If I made myself clear when it comes to deal-breakers, you should understand what deal-makers are. See them as “bonuses” cause when dating someone, you will get to know gradually more about their world and her/his personality or true self will begin to show up.

Just like with the non-negotiables, in order to be efficient, make a list and select the 3 most essential deal-breakers and deal-makers. All 3 should help you navigate in the dating game with a clearer vision as well as getting involved in better and healthier relationships.

Why does it matter?

“If you fail to plan, you are planning to fail!” ~ Benjamin Franklin

Romantic relationships have been too romanticized through media and movies, believing in finding the “one”, love at first sight and living happily ever after is cute when you are a child, but keeping it as a blueprint or relationship goals when you are in capacity of having a child is problematic.

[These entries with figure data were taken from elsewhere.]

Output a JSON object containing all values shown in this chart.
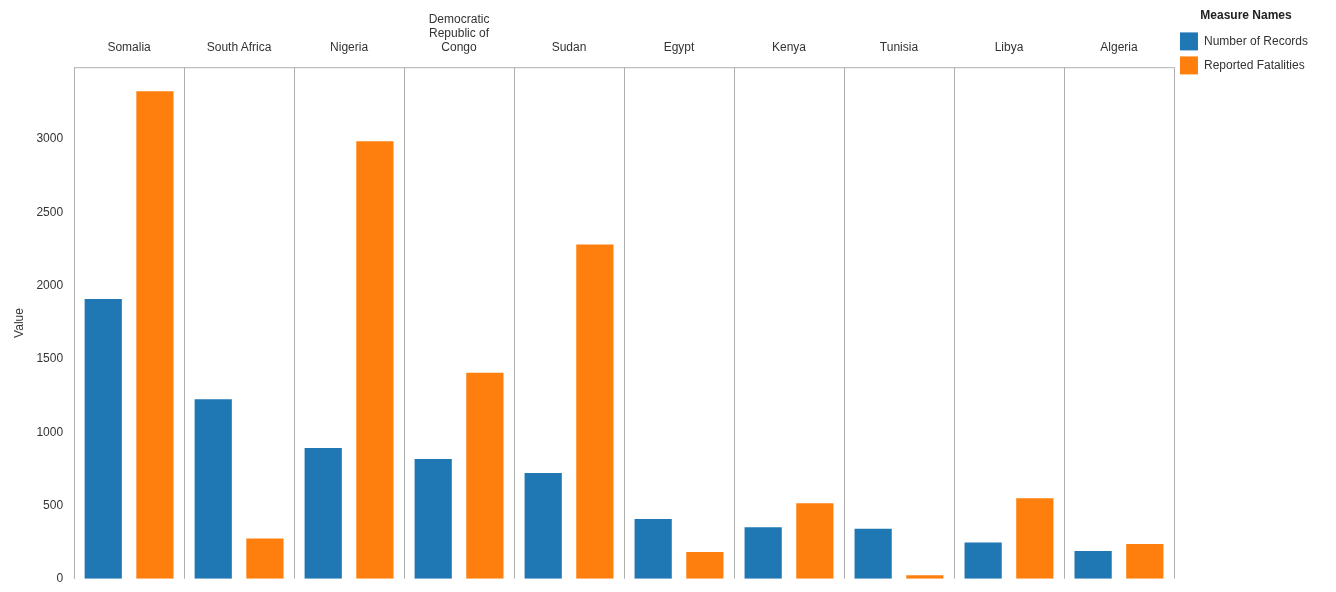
{
  "chart_data": {
    "type": "bar",
    "ylabel": "Value",
    "legend_title": "Measure Names",
    "legend": "top right",
    "grid": "x",
    "categories": [
      "Somalia",
      "South Africa",
      "Nigeria",
      "Democratic Republic of Congo",
      "Sudan",
      "Egypt",
      "Kenya",
      "Tunisia",
      "Libya",
      "Algeria"
    ],
    "series": [
      {
        "name": "Number of Records",
        "color": "#1f77b4",
        "values": [
          1908,
          1225,
          893,
          817,
          721,
          408,
          352,
          342,
          247,
          190
        ]
      },
      {
        "name": "Reported Fatalities",
        "color": "#ff7f0e",
        "values": [
          3326,
          275,
          2985,
          1406,
          2281,
          183,
          515,
          24,
          549,
          237
        ]
      }
    ],
    "ylim": [
      0,
      3490
    ],
    "yticks": [
      0,
      500,
      1000,
      1500,
      2000,
      2500,
      3000
    ]
  }
}
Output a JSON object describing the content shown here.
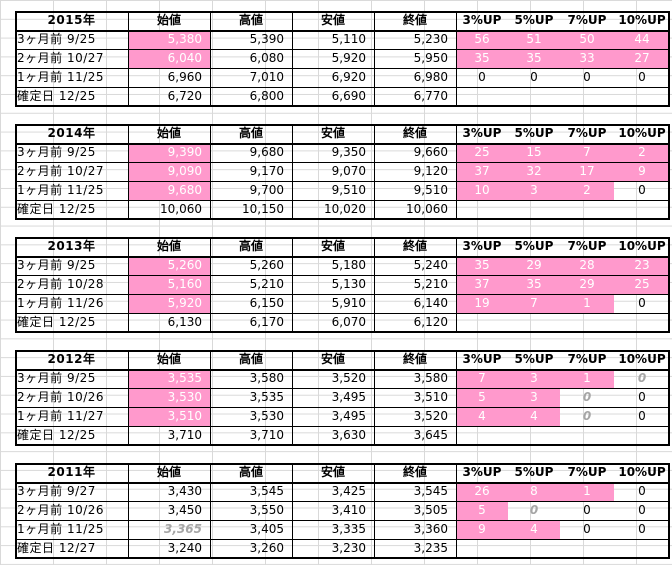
{
  "headers": [
    "始値",
    "高値",
    "安値",
    "終値",
    "3%UP",
    "5%UP",
    "7%UP",
    "10%UP"
  ],
  "blocks": [
    {
      "year": "2015年",
      "rows": [
        {
          "label": "3ヶ月前  9/25",
          "prices": [
            "5,380",
            "5,390",
            "5,110",
            "5,230"
          ],
          "p_pink": [
            true,
            false,
            false,
            false
          ],
          "ups": [
            "56",
            "51",
            "50",
            "44"
          ],
          "u_pink": [
            true,
            true,
            true,
            true
          ],
          "u_ghost": [
            false,
            false,
            false,
            false
          ]
        },
        {
          "label": "2ヶ月前  10/27",
          "prices": [
            "6,040",
            "6,080",
            "5,920",
            "5,950"
          ],
          "p_pink": [
            true,
            false,
            false,
            false
          ],
          "ups": [
            "35",
            "35",
            "33",
            "27"
          ],
          "u_pink": [
            true,
            true,
            true,
            true
          ],
          "u_ghost": [
            false,
            false,
            false,
            false
          ]
        },
        {
          "label": "1ヶ月前  11/25",
          "prices": [
            "6,960",
            "7,010",
            "6,920",
            "6,980"
          ],
          "p_pink": [
            false,
            false,
            false,
            false
          ],
          "ups": [
            "0",
            "0",
            "0",
            "0"
          ],
          "u_pink": [
            false,
            false,
            false,
            false
          ],
          "u_ghost": [
            false,
            false,
            false,
            false
          ]
        },
        {
          "label": "確定日  12/25",
          "prices": [
            "6,720",
            "6,800",
            "6,690",
            "6,770"
          ],
          "p_pink": [
            false,
            false,
            false,
            false
          ],
          "ups": [
            "",
            "",
            "",
            ""
          ],
          "u_pink": [
            false,
            false,
            false,
            false
          ],
          "u_ghost": [
            false,
            false,
            false,
            false
          ]
        }
      ]
    },
    {
      "year": "2014年",
      "rows": [
        {
          "label": "3ヶ月前  9/25",
          "prices": [
            "9,390",
            "9,680",
            "9,350",
            "9,660"
          ],
          "p_pink": [
            true,
            false,
            false,
            false
          ],
          "ups": [
            "25",
            "15",
            "7",
            "2"
          ],
          "u_pink": [
            true,
            true,
            true,
            true
          ],
          "u_ghost": [
            false,
            false,
            false,
            false
          ]
        },
        {
          "label": "2ヶ月前  10/27",
          "prices": [
            "9,090",
            "9,170",
            "9,070",
            "9,120"
          ],
          "p_pink": [
            true,
            false,
            false,
            false
          ],
          "ups": [
            "37",
            "32",
            "17",
            "9"
          ],
          "u_pink": [
            true,
            true,
            true,
            true
          ],
          "u_ghost": [
            false,
            false,
            false,
            false
          ]
        },
        {
          "label": "1ヶ月前  11/25",
          "prices": [
            "9,680",
            "9,700",
            "9,510",
            "9,510"
          ],
          "p_pink": [
            true,
            false,
            false,
            false
          ],
          "ups": [
            "10",
            "3",
            "2",
            "0"
          ],
          "u_pink": [
            true,
            true,
            true,
            false
          ],
          "u_ghost": [
            false,
            false,
            false,
            false
          ]
        },
        {
          "label": "確定日  12/25",
          "prices": [
            "10,060",
            "10,150",
            "10,020",
            "10,060"
          ],
          "p_pink": [
            false,
            false,
            false,
            false
          ],
          "ups": [
            "",
            "",
            "",
            ""
          ],
          "u_pink": [
            false,
            false,
            false,
            false
          ],
          "u_ghost": [
            false,
            false,
            false,
            false
          ]
        }
      ]
    },
    {
      "year": "2013年",
      "rows": [
        {
          "label": "3ヶ月前  9/25",
          "prices": [
            "5,260",
            "5,260",
            "5,180",
            "5,240"
          ],
          "p_pink": [
            true,
            false,
            false,
            false
          ],
          "ups": [
            "35",
            "29",
            "28",
            "23"
          ],
          "u_pink": [
            true,
            true,
            true,
            true
          ],
          "u_ghost": [
            false,
            false,
            false,
            false
          ]
        },
        {
          "label": "2ヶ月前  10/28",
          "prices": [
            "5,160",
            "5,210",
            "5,130",
            "5,210"
          ],
          "p_pink": [
            true,
            false,
            false,
            false
          ],
          "ups": [
            "37",
            "35",
            "29",
            "25"
          ],
          "u_pink": [
            true,
            true,
            true,
            true
          ],
          "u_ghost": [
            false,
            false,
            false,
            false
          ]
        },
        {
          "label": "1ヶ月前  11/26",
          "prices": [
            "5,920",
            "6,150",
            "5,910",
            "6,140"
          ],
          "p_pink": [
            true,
            false,
            false,
            false
          ],
          "ups": [
            "19",
            "7",
            "1",
            "0"
          ],
          "u_pink": [
            true,
            true,
            true,
            false
          ],
          "u_ghost": [
            false,
            false,
            false,
            false
          ]
        },
        {
          "label": "確定日  12/25",
          "prices": [
            "6,130",
            "6,170",
            "6,070",
            "6,120"
          ],
          "p_pink": [
            false,
            false,
            false,
            false
          ],
          "ups": [
            "",
            "",
            "",
            ""
          ],
          "u_pink": [
            false,
            false,
            false,
            false
          ],
          "u_ghost": [
            false,
            false,
            false,
            false
          ]
        }
      ]
    },
    {
      "year": "2012年",
      "rows": [
        {
          "label": "3ヶ月前  9/25",
          "prices": [
            "3,535",
            "3,580",
            "3,520",
            "3,580"
          ],
          "p_pink": [
            true,
            false,
            false,
            false
          ],
          "ups": [
            "7",
            "3",
            "1",
            "0"
          ],
          "u_pink": [
            true,
            true,
            true,
            false
          ],
          "u_ghost": [
            false,
            false,
            false,
            true
          ]
        },
        {
          "label": "2ヶ月前  10/26",
          "prices": [
            "3,530",
            "3,535",
            "3,495",
            "3,510"
          ],
          "p_pink": [
            true,
            false,
            false,
            false
          ],
          "ups": [
            "5",
            "3",
            "0",
            "0"
          ],
          "u_pink": [
            true,
            true,
            false,
            false
          ],
          "u_ghost": [
            false,
            false,
            true,
            false
          ]
        },
        {
          "label": "1ヶ月前  11/27",
          "prices": [
            "3,510",
            "3,530",
            "3,495",
            "3,520"
          ],
          "p_pink": [
            true,
            false,
            false,
            false
          ],
          "ups": [
            "4",
            "4",
            "0",
            "0"
          ],
          "u_pink": [
            true,
            true,
            false,
            false
          ],
          "u_ghost": [
            false,
            false,
            true,
            false
          ]
        },
        {
          "label": "確定日  12/25",
          "prices": [
            "3,710",
            "3,710",
            "3,630",
            "3,645"
          ],
          "p_pink": [
            false,
            false,
            false,
            false
          ],
          "ups": [
            "",
            "",
            "",
            ""
          ],
          "u_pink": [
            false,
            false,
            false,
            false
          ],
          "u_ghost": [
            false,
            false,
            false,
            false
          ]
        }
      ]
    },
    {
      "year": "2011年",
      "rows": [
        {
          "label": "3ヶ月前  9/27",
          "prices": [
            "3,430",
            "3,545",
            "3,425",
            "3,545"
          ],
          "p_pink": [
            false,
            false,
            false,
            false
          ],
          "ups": [
            "26",
            "8",
            "1",
            "0"
          ],
          "u_pink": [
            true,
            true,
            true,
            false
          ],
          "u_ghost": [
            false,
            false,
            false,
            false
          ]
        },
        {
          "label": "2ヶ月前  10/26",
          "prices": [
            "3,450",
            "3,550",
            "3,410",
            "3,505"
          ],
          "p_pink": [
            false,
            false,
            false,
            false
          ],
          "ups": [
            "5",
            "0",
            "0",
            "0"
          ],
          "u_pink": [
            true,
            false,
            false,
            false
          ],
          "u_ghost": [
            false,
            true,
            false,
            false
          ]
        },
        {
          "label": "1ヶ月前  11/25",
          "prices": [
            "3,365",
            "3,405",
            "3,335",
            "3,360"
          ],
          "p_pink": [
            false,
            false,
            false,
            false
          ],
          "p_ghost": [
            true,
            false,
            false,
            false
          ],
          "ups": [
            "9",
            "4",
            "0",
            "0"
          ],
          "u_pink": [
            true,
            true,
            false,
            false
          ],
          "u_ghost": [
            false,
            false,
            false,
            false
          ]
        },
        {
          "label": "確定日  12/27",
          "prices": [
            "3,240",
            "3,260",
            "3,230",
            "3,235"
          ],
          "p_pink": [
            false,
            false,
            false,
            false
          ],
          "ups": [
            "",
            "",
            "",
            ""
          ],
          "u_pink": [
            false,
            false,
            false,
            false
          ],
          "u_ghost": [
            false,
            false,
            false,
            false
          ]
        }
      ]
    }
  ]
}
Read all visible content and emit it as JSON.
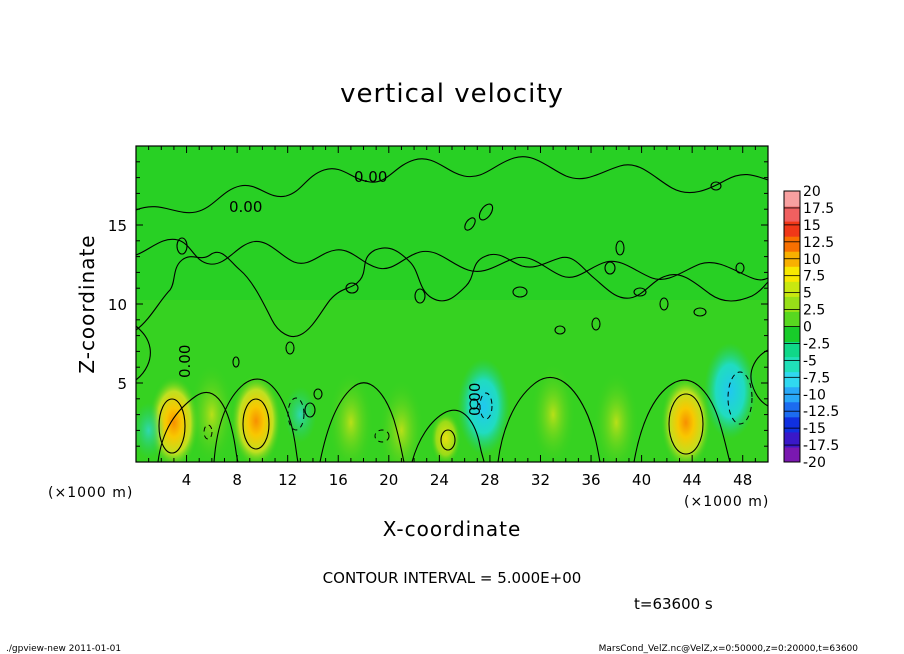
{
  "chart_data": {
    "type": "heatmap",
    "title": "vertical velocity",
    "xlabel": "X-coordinate",
    "ylabel": "Z-coordinate",
    "x_unit": "(×1000 m)",
    "y_unit": "(×1000 m)",
    "xlim": [
      0,
      50
    ],
    "ylim": [
      0,
      20
    ],
    "x_ticks": [
      4,
      8,
      12,
      16,
      20,
      24,
      28,
      32,
      36,
      40,
      44,
      48
    ],
    "y_ticks": [
      5,
      10,
      15
    ],
    "contour_interval_label": "CONTOUR INTERVAL = 5.000E+00",
    "contour_labels": [
      "0.00",
      "0.00",
      "0.00",
      "0.00"
    ],
    "time_label": "t=63600 s",
    "colorbar": {
      "labels": [
        "20",
        "17.5",
        "15",
        "12.5",
        "10",
        "7.5",
        "5",
        "2.5",
        "0",
        "-2.5",
        "-5",
        "-7.5",
        "-10",
        "-12.5",
        "-15",
        "-17.5",
        "-20"
      ],
      "colors": [
        "#7a18b0",
        "#3a18c8",
        "#1030e0",
        "#1c6cf0",
        "#28a8f8",
        "#30d8f0",
        "#20e0b8",
        "#10d888",
        "#18cc2a",
        "#58d820",
        "#98e018",
        "#c8e810",
        "#f8e800",
        "#f8b000",
        "#f87000",
        "#f03818",
        "#f06060",
        "#f8a0a0"
      ]
    },
    "features": [
      {
        "kind": "updraft",
        "x": 3,
        "z": 2.5,
        "value": 7.5
      },
      {
        "kind": "updraft",
        "x": 9.5,
        "z": 2.6,
        "value": 7.5
      },
      {
        "kind": "updraft",
        "x": 24.5,
        "z": 1.5,
        "value": 5
      },
      {
        "kind": "updraft",
        "x": 43.5,
        "z": 2.5,
        "value": 7.5
      },
      {
        "kind": "downdraft",
        "x": 13,
        "z": 3,
        "value": -5
      },
      {
        "kind": "downdraft",
        "x": 27.5,
        "z": 3.5,
        "value": -7.5
      },
      {
        "kind": "downdraft",
        "x": 47,
        "z": 4.5,
        "value": -7.5
      },
      {
        "kind": "downdraft",
        "x": 1,
        "z": 2,
        "value": -5
      }
    ]
  },
  "footer": {
    "left": "./gpview-new  2011-01-01",
    "right": "MarsCond_VelZ.nc@VelZ,x=0:50000,z=0:20000,t=63600"
  }
}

Thus, the need to have such tools in mind to improve our decision-making, Dr. Helen Fisher indirectly explains it in this video (4:40) where she argues that love shuts down decision-making parts of our brains.

We usually say we do not choose our family but we can choose our potential partners to create one. Having these 3 pre-requisites in mind, take a good moment to ask yourself: “what are my 3 non-negotiables, 3 deal-breakers and 3 deal-makers? “. Your future self will surely be grateful for it.